Undergraduate Honors Theses

Thesis Defended

Spring 2012

Document Type

Thesis

Department

International Affairs

First Advisor

Prof. Lorna Christoff

Abstract

This paper explores the impact fashion has on the development of countries in Africa. Since the dependent variable ‘development’ and the independent variable ‘fashion’ are both terms with ambiguous meanings, this is further explained and reconciled in the paper. Development is measured in this context by an increase in the quality of life. Fashion in this context is defined as any form of adornment used to decorate the body, in particular textiles, jewelry, and handbags. My hypothesis is that fashion can have both a negative and a positive impact on development in Africa; however, the negative outcomes can be corrected to create a positive impact from fashion leading to development in Africa. The findings are such that the hypothesis is true, particularly on a micro scale in less developed countries, moving towards a macro scale in more developed countries. The countries researched will include various African countries all across the continent with examples of fashion impacting development.

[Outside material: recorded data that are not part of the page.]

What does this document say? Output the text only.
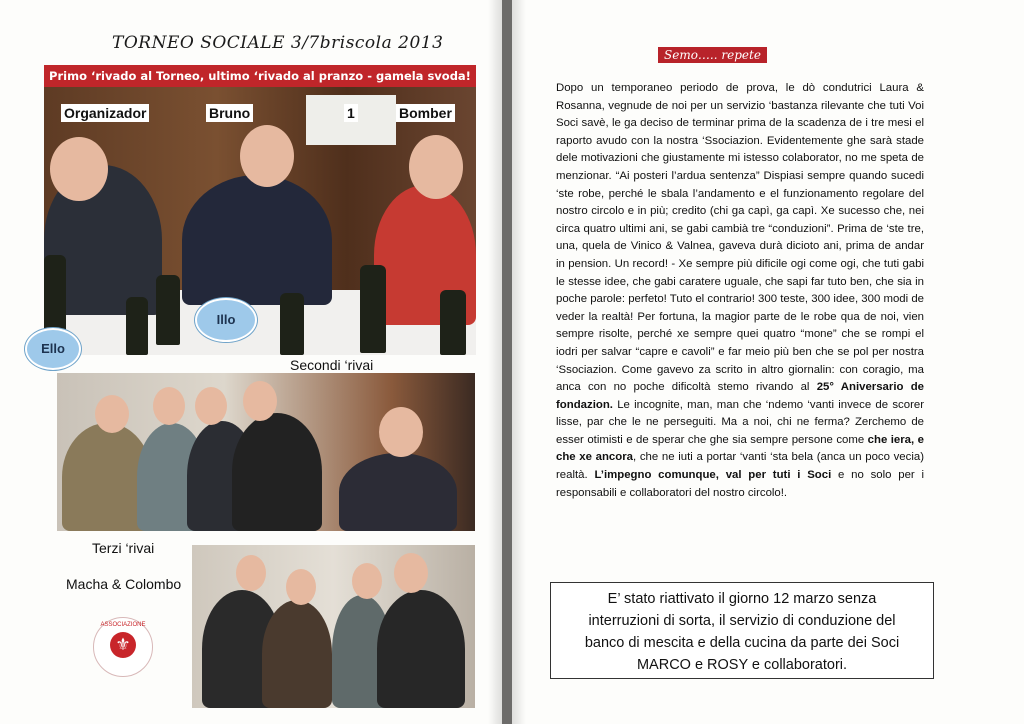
TORNEO SOCIALE 3/7briscola 2013
Primo ‘rivado al Torneo, ultimo ‘rivado al pranzo - gamela svoda!
Organizador	Bruno	1	Bomber
Ello
Illo
Secondi ‘rivai
Terzi ‘rivai
Macha & Colombo
ASSOCIAZIONE
⚜
Semo….. repete

Dopo un temporaneo periodo de prova, le dò condutrici Laura & Rosanna, vegnude de noi per un servizio ‘bastanza rilevante che tuti Voi Soci savè, le ga deciso de terminar prima de la scadenza de i tre mesi el raporto avudo con la nostra ‘Ssociazion. Evidentemente ghe sarà stade dele motivazioni che giustamente mi istesso colaborator, no me speta de menzionar. “Ai posteri l’ardua sentenza” Dispiasi sempre quando sucedi ‘ste robe, perché le sbala l’andamento e el funzionamento regolare del nostro circolo e in più; credito (chi ga capì, ga capì. Xe sucesso che, nei circa quatro ultimi ani, se gabi cambià tre “conduzioni”. Prima de ‘ste tre, una, quela de Vinico & Valnea, gaveva durà dicioto ani, prima de andar in pension. Un record! - Xe sempre più dificile ogi come ogi, che tuti gabi le stesse idee, che gabi caratere uguale, che sapi far tuto ben, che sia in poche parole: perfeto! Tuto el contrario! 300 teste, 300 idee, 300 modi de veder la realtà! Per fortuna, la magior parte de le robe qua de noi, vien sempre risolte, perché xe sempre quei quatro “mone” che se rompi el iodri per salvar “capre e cavoli” e far meio più ben che se pol per nostra ‘Ssociazion. Come gavevo za scrito in altro giornalin: con coragio, ma anca con no poche dificoltà stemo rivando al 25° Aniversario de fondazion. Le incognite, man, man che ‘ndemo ‘vanti invece de scorer lisse, par che le ne perseguiti. Ma a noi, chi ne ferma? Zerchemo de esser otimisti e de sperar che ghe sia sempre persone come che iera, e che xe ancora, che ne iuti a portar ‘vanti ‘sta bela (anca un poco vecia) realtà. L’impegno comunque, val per tuti i Soci e no solo per i responsabili e collaboratori del nostro circolo!.

E’ stato riattivato il giorno 12 marzo senza
interruzioni di sorta, il servizio di conduzione del
banco di mescita e della cucina da parte dei Soci
MARCO e ROSY e collaboratori.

The approach to viewing fashion as a catalyst for development will be viewed through the two lenses of economic and cultural implications. The pros and cons of using fashion as a mechanism to creating development will be laid out, in addition to any implications in the future for how to create development in other African countries through fashion. My values of caring, compassion, equity, respect, and love will be used to guide any concluding decisions on the application of fashion to spur development. The cases compared will be the two organizations Africa Bags and Dsenyo which are based out of the agrarian South African country Malawi. These two different fashion businesses will be compared and contrasted as to which model best suits development and how any negative results can be mitigated.